Signes d’une richesse enfouie

LE BARBE : CE CHEVAL QUI MURMURAIT À L’OREILLE DES BERBÈRES

Contrairement à ce que l’on croit, en Afrique, le cheval est omniprésent. Particulièrement dans les terres du Nord, depuis la Lybie jusqu’au Maroc, où ses traces ont marqué l’histoire, les croyances, l’art rupestre et les contes. De tous, le Barbe est celui qui, par son état d’esprit, a su inspirer les civilisations du monde entier…

Symbole d’endurance, monture de guerre, emblème de frugalité… Le Barbe, ou « Cheval de Barbarie » par les auteurs Romains, est sans doute l’être qui sait le mieux dissimuler son jeu. Assez court et fin, quelque peu anguleux, au profil rectiligne et à la longueur souvent carrée et médioligne,… Tout y est pour le classer, selon les standards humains de la Beauté, dans la catégorie « peu élégant ». Et pourtant, cette race chevaline, originaire du Grand Maghreb, son berceau, et élevée par les tribus nomades, est dotée d’un caractère et d’une force intérieure exemplaires. « Il peut la faim, il peut la soif, il peut le froid, il peut le chaud, jamais il n’est fatigué », écrit, à son propos, le Général Eugène Daumas dans les Chevaux du Sahara. En effet ! Le Barbe s'acclimate parfaitement, aussi bien à la sécheresse du désert qu’à l’altitude des hauts plateaux. Lymphatique au repos, il bouillonne d’énergie dès qu’on le sollicite. Un faux tempérament froid qui, mêlé à une intelligence étonnante, en fait le cheval d’instruction idéal.

Un enracinement originel

À en croire les récits, le cheval Barbe serait l’une des plus anciennes races au monde. De nombreuses preuves en témoignent, notamment les études paléontologiques menées aux gisements de Kef el Moumen au Maroc et Phacochères en Algérie, les gravures et peintures rupestres ainsi que les monuments dressés tout au long du Nord de l’Afrique. Certains philosophes Grecs le considèrent, depuis l’antiquité déjà, comme l’emblème de la grâce chevaline. C’est celui que sculpte Phidias dans « la Frise du Parthénon » et que décrit le philosophe Xénophon dans son traité « De l’art équestre » comme « le portrait du cheval parfait ». Plus intrigant encore : certains écrits mythologiques le mentionnent comme Monture du géant Atlas ou encore Cheval du Royaume des Ténèbres (voir notre article sur Atlas, qu’es-tu ?).

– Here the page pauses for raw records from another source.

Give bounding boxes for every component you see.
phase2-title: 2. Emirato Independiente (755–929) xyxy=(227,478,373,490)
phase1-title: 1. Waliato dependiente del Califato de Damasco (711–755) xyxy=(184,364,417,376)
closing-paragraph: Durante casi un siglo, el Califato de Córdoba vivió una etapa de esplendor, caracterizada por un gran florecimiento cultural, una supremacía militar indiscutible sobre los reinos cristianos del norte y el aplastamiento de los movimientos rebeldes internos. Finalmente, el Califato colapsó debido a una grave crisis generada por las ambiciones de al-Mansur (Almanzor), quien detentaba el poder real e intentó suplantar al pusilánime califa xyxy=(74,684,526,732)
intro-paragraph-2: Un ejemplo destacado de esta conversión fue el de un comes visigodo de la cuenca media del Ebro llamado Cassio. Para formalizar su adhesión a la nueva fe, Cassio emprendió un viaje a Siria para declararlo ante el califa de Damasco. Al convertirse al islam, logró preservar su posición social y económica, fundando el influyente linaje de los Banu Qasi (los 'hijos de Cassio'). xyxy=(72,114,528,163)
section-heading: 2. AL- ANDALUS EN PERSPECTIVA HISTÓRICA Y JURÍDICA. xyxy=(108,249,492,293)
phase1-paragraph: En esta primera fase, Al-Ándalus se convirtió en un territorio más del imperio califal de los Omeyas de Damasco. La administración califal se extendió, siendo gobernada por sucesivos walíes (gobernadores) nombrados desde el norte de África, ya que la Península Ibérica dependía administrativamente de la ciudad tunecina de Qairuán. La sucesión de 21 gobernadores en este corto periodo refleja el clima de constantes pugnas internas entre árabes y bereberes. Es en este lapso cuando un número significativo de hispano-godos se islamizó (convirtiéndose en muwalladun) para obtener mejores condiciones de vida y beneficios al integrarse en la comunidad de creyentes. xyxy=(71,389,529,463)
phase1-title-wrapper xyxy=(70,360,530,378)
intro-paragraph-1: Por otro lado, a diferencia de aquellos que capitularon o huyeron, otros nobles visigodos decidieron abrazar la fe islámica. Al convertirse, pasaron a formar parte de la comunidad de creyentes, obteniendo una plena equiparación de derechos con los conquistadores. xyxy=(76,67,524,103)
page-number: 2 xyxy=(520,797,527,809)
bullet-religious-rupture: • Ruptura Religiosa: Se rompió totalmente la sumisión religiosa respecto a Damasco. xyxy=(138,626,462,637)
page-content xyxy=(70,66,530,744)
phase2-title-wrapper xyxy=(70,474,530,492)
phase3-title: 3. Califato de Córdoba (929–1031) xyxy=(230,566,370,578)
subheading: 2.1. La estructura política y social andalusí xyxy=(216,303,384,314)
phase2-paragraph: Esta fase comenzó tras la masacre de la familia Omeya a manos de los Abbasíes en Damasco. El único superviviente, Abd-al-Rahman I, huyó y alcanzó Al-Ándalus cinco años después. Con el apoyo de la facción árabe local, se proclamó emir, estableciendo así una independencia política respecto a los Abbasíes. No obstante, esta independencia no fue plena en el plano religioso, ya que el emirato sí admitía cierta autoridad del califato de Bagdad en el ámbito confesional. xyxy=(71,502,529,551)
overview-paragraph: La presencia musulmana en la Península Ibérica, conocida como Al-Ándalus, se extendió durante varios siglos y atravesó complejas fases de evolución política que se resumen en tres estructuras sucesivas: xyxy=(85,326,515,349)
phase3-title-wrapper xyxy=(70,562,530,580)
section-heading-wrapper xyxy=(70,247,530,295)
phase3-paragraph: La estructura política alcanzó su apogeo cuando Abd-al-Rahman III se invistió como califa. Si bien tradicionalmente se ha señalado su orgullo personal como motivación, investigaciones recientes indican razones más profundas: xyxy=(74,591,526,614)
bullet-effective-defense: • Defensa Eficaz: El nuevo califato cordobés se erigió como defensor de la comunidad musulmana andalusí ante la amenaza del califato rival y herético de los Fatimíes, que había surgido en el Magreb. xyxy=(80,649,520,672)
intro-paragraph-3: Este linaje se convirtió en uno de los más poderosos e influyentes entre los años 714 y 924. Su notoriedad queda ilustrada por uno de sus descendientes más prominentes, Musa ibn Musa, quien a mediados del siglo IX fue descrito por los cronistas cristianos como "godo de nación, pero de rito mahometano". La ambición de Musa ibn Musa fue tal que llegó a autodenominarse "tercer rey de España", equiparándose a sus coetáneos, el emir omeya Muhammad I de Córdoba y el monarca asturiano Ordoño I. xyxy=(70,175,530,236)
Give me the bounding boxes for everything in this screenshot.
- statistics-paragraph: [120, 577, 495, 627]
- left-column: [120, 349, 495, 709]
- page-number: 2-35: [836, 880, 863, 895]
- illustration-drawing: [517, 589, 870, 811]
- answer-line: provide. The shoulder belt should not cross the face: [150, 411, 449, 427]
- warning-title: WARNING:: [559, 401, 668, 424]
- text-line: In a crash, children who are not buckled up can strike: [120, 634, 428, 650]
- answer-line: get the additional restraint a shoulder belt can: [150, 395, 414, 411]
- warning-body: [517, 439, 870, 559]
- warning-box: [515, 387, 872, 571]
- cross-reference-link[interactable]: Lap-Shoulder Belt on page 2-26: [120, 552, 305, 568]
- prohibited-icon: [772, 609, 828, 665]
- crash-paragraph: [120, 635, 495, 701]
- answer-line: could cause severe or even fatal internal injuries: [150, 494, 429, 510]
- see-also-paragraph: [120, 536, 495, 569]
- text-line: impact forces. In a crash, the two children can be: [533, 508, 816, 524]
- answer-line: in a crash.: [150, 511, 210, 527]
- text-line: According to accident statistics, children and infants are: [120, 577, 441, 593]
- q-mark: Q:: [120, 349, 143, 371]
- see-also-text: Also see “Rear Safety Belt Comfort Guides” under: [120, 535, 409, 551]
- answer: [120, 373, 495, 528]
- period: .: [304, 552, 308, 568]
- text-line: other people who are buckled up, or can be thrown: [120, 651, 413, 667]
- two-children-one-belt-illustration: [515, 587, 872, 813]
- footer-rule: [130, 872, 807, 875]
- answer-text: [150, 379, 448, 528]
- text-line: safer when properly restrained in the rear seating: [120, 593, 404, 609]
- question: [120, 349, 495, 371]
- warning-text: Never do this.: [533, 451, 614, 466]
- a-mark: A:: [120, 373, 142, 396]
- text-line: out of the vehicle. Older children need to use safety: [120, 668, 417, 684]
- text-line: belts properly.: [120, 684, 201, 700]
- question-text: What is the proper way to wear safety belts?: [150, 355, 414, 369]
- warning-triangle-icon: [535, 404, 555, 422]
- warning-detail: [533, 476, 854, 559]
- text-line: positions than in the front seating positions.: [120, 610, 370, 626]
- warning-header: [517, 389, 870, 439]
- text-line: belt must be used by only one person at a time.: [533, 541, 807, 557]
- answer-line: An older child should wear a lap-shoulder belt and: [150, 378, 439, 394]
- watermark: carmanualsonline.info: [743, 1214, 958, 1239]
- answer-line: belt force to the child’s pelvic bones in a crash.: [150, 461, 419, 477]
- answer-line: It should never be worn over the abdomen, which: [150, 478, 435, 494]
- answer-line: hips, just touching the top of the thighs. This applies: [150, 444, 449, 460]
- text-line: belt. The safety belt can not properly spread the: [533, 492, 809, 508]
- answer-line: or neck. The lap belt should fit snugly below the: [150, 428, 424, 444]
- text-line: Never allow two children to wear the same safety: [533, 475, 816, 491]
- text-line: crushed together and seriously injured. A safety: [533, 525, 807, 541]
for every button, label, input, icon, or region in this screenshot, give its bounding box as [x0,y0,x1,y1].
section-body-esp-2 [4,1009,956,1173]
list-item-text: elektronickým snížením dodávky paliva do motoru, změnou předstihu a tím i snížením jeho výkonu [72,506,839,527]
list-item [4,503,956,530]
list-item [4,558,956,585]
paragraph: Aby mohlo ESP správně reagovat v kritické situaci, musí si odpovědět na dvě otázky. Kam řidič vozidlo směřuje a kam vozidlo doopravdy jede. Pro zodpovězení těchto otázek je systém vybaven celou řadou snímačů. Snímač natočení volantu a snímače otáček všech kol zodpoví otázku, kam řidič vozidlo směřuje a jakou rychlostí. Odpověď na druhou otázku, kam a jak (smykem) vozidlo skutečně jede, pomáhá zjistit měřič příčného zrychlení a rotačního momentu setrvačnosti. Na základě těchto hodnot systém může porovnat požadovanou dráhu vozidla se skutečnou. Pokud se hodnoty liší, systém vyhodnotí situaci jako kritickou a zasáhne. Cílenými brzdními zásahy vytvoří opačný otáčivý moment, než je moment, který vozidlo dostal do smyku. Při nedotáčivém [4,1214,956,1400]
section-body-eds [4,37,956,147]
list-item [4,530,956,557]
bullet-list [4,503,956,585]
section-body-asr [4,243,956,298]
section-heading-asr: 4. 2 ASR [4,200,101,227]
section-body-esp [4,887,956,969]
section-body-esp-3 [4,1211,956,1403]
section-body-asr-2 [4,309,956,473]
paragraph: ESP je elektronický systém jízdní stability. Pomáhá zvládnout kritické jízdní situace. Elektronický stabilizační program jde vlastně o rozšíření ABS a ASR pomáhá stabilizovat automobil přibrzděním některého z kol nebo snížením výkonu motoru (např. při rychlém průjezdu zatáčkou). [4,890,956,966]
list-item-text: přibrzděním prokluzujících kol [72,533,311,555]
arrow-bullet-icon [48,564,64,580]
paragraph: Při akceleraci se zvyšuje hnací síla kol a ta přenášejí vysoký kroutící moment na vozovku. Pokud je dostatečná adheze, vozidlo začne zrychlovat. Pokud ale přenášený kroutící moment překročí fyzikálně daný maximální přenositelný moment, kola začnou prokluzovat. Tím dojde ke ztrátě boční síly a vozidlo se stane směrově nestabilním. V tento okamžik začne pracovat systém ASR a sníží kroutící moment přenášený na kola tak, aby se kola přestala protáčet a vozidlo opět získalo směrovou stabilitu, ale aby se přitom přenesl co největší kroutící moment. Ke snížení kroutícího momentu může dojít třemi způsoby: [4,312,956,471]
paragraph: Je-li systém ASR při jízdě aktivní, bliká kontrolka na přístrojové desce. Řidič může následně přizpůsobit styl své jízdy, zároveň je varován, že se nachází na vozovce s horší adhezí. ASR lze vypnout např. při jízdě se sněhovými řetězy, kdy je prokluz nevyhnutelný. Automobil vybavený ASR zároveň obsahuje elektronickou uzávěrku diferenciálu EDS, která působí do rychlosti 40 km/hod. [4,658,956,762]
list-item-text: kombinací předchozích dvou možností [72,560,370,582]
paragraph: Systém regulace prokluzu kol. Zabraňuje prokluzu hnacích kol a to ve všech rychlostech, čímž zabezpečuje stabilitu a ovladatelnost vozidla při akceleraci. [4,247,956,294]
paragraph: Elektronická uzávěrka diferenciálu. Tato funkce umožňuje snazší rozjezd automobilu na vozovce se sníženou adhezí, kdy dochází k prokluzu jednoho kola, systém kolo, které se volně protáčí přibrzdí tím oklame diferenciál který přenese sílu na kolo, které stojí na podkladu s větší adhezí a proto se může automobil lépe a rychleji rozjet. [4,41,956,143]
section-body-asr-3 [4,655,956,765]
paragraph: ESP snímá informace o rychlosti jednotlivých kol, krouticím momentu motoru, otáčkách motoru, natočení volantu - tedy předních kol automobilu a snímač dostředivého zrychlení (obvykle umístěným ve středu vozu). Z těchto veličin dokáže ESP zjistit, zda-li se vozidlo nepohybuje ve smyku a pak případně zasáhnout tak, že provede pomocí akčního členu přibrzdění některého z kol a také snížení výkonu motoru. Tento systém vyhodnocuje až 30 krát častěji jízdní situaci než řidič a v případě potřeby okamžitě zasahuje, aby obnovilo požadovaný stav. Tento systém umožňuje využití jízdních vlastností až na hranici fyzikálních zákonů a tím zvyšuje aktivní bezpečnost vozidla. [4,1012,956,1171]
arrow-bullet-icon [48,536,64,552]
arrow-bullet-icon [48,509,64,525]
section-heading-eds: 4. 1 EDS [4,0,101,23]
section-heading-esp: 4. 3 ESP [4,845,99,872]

« Barbe » - « Barbare » - « Berbère »

Regardons de plus près… Outre la racine étymologique, ne semble t-il pas qu’il existe une analogie très frappante entre l’état d’esprit du cheval Barbe et celui de l’Homme berbère ? Même résistance, même souplesse, même agilité, même philosophie de l’ardeur, tous deux ont beaucoup en commun. Tout juste cette allure modeste, cette frugalité gracieuse, cette sagesse dissimulée qui connaît ses capacités, sait tempérer sa vivacité et faire bon usage de sa force. Un puissant équilibre qui en fait l’être « bon en tout, excellent en rien ». Au fond, ne serait-ce pas la voie de l’invincibilité ?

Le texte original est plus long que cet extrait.